The bad aspect of this is the fact that the plants must photosynthesise in order to acquire the energy vital for their survival; for this exchange to occur the plant must be able to allow the gases in and out of the leaves, and to do this the stomata must open, meaning that water can be lost due to the opening of an exit, and also the change in the water vapour potential gradient.
Water potential is the measure of the tendency/ability of water to move freely in a solution. Water moves from an area of high water potential to an area of lower water potential, and this is what causes the water vapour in the plant to be lost to the outside atmosphere, due to the difference in the water potential gradient, and we call this “moving along the water potential gradient”.

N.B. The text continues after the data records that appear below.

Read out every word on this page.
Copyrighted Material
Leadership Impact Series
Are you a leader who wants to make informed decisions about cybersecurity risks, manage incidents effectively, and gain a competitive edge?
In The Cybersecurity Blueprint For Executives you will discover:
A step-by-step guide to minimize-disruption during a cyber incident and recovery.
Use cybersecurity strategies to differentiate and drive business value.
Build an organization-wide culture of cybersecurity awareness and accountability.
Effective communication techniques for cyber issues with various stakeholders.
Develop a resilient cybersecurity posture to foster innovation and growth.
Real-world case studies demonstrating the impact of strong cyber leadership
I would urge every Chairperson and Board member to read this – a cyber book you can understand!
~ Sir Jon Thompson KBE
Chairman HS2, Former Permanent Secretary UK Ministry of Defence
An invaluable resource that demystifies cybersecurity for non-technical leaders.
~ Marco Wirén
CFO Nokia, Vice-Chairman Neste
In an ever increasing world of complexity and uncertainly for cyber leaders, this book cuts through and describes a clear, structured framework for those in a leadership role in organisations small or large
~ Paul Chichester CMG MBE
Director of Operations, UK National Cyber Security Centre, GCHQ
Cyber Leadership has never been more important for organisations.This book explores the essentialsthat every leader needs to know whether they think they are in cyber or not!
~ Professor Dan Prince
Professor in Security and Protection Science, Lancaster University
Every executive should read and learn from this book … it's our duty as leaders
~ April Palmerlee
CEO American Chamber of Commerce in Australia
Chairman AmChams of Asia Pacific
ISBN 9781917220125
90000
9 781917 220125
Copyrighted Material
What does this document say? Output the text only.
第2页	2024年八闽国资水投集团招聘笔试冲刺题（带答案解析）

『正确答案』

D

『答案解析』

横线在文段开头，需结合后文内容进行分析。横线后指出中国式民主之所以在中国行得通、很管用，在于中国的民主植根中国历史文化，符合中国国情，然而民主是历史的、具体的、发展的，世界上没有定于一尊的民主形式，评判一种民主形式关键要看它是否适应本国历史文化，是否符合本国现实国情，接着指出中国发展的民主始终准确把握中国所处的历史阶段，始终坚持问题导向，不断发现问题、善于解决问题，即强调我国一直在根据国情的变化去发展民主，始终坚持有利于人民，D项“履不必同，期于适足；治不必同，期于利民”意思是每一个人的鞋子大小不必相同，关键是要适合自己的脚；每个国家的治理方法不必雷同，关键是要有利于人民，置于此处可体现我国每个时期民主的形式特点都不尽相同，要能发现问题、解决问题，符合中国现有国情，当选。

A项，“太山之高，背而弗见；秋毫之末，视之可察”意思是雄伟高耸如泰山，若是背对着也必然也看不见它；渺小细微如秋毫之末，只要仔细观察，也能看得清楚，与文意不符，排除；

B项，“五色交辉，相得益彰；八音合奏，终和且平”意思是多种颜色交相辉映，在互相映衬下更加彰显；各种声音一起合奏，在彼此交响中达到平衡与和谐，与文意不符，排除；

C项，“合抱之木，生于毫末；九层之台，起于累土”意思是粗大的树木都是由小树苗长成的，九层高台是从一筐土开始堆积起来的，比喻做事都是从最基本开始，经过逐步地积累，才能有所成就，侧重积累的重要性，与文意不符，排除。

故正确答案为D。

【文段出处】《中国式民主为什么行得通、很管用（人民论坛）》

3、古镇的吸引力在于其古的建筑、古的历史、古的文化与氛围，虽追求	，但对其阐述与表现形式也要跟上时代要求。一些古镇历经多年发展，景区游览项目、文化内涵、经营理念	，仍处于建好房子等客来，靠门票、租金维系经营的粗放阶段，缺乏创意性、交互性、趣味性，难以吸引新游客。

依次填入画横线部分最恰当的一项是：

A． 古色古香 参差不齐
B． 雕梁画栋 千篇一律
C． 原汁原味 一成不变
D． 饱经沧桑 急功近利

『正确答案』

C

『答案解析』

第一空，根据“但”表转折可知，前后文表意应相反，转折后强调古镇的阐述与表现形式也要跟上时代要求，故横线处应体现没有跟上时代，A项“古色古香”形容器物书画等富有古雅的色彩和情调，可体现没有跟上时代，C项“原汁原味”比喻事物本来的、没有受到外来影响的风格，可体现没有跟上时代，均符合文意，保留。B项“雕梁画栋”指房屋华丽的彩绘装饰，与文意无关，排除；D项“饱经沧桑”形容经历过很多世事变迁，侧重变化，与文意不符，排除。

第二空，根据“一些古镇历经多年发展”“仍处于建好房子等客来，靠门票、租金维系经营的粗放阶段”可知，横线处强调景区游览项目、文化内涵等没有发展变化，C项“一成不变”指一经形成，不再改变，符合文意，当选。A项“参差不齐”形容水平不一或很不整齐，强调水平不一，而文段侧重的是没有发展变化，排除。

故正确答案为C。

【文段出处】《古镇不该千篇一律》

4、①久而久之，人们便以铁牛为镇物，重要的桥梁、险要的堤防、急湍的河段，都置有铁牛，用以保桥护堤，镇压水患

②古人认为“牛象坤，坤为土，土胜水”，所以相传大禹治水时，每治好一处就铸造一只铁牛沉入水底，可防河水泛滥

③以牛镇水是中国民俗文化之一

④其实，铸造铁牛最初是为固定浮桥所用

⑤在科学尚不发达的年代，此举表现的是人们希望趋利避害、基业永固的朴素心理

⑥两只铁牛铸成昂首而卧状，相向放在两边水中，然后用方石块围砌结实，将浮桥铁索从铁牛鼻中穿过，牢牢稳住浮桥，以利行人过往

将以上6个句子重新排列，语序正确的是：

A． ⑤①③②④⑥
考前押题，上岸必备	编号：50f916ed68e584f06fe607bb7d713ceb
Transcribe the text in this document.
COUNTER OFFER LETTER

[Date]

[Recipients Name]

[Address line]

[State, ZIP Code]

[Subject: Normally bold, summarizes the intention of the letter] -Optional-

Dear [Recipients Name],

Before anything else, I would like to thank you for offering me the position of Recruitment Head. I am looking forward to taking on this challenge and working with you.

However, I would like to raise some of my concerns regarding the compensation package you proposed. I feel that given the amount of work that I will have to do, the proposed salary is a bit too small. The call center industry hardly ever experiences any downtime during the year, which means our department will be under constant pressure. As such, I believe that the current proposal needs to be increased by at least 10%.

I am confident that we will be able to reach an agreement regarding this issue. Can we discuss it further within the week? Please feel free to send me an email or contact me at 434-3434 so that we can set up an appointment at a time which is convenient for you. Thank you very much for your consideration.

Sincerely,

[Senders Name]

If the water potential outside the plant was higher than the water potential inside the plant, then the plant would absorb water vapour rather than lose it, but because of the extreme weather conditions, and the difference in water potential the plant loses rather than gains water. The potential of water vapour is the same concept, and simply means the same thing but in terms of the gaseous form of water. Most plants can reduce water loss by structural and behavioural adaptations such as: * A waxy cuticle on the leaf will reduce water loss due to evaporation through the epidermis * The stomata are often found on the undersurface of leaves, not on the top surface- this reduces the evaporation due to direct heating from the sun
* Most stomata are closed at night, when there is no light for photosynthesis * Deciduous plants lose their leaves in winter, when the ground may be frozen (making water less available) and when temperatures may be too low for photosynthesis. However although xerophytes do execute these adaptations, they also have a number of adaptations specific to their own requirements that reduce the rate of water loss. Firstly, the surface area. Xerophytes have much smaller leaves, often shaped like needles. This reduces the surface area of the leaves significantly; hence the total leaf surface area is also reduced. This means that there is a much smaller area for the water vapour to escape from, this works well because the smaller the surface area, the smaller the quantity of water that can escape, therefore the less water lost. The thorn like structures reduce the area exposed for transpiration. Pine trees are prime examples of this, as they have small needle-shaped “leaves” that have a small surface area, therefore are able to retain more water as a result, because less of the area is exposed, and so transpiration cannot occur as abundantly.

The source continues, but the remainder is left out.